Luiz Mário Galbetti – Existe uma abordagem que normalmente chama mais atenção nos processos, se bem eu ache que ela deve ser relativizada em certos momentos. Se formos examinar exatamente o rigor do nosso processo evolutivo, cultural e jurídico, não poderíamos admitir essa privatização do bem, uma vez que o bem é de domínio público. Se dermos a um só estamos privatizando e por ocupação. Não acho que essa deva ser a idéia ao falarmos de locais ocupados há anos por famílias moradoras de favelas que já estão sedimentadas.
A concessão de uso especial foi idealizada para regularizar questões envolvendo favelas, áreas de ocupação sedimentadas há muito tempo, etc. Acho criativa, interessante e necessária a criação da concessão de uso especial.
Ruy Rebello Pinho – Acho que não adianta dar a concessão de uso especial ou qualquer concessão, se ela não for recepcionada pelo registro de imóveis. Essa pessoa só vai ser incluída a partir do momento em que conseguir levar o bem para o registro público, que lhe dará garantia de poder vender, herdar, dispor, etc. Muitas vezes, quem ganha a concessão de uso especial vem a se casar, mas o cônjuge não mora mais no local. E, em razão dos mandamentos constitucionais de usucapião, qual sua opinião? E sobre o bem reservado constitucional que ainda não tem legislação a respeito?
Luiz Mário Galbetti – A questão não é nova. A Constituição de 1988, no artigo 183, parágrafo primeiro, deixa bem claro que “a concessão de uso especial para fins de moradia será conferida de forma gratuita ao homem ou mulher, ou a ambos, independente do estado civil”. Ou seja, a aquisição tem que ser feita como se fosse um solteiro. O que se pretendeu atender foi a migração dos nordestinos, pessoas que por diferentes razões se afastaram de suas famílias e acabaram constituindo uma nova família aqui. Na Vara de Registros Públicos, já tive situações de pessoas casadas em outros estados que vivem aqui, com alguma ocupação, com outro cônjuge. O período aquisitivo foi feito só com a posse deles. Se o título for bloqueado sob a exigência de que tragam a outorga uxória de cada um dos cônjuges, eles nunca vão trazer. Assim, a meu ver, a sentença da usucapião deve fazer referência expressa à aquisição do bem como se a pessoa fosse solteira.

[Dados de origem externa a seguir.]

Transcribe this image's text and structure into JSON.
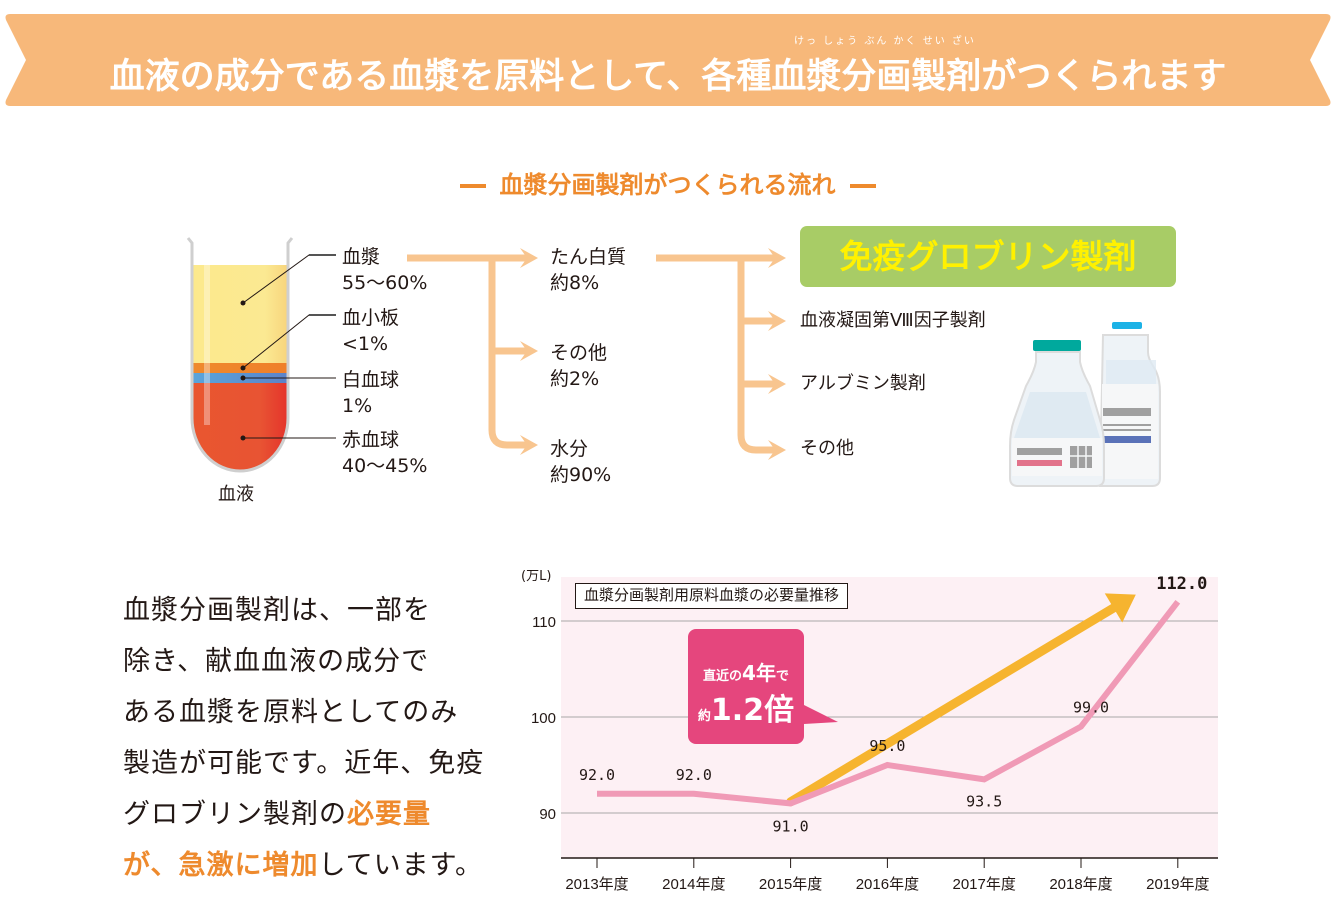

Essa discussão tem que chegar ao ponto de permitir que a alienação se dê como se a pessoa fosse solteira, sem nenhum tipo de outorga uxória. É exatamente o que diz o parágrafo primeiro, “independente do estado civil”. Quem procura a usucapião quer dispor da propriedade, poder de disposição esse que só terá razoabilidade se entendermos o dispositivo dessa forma.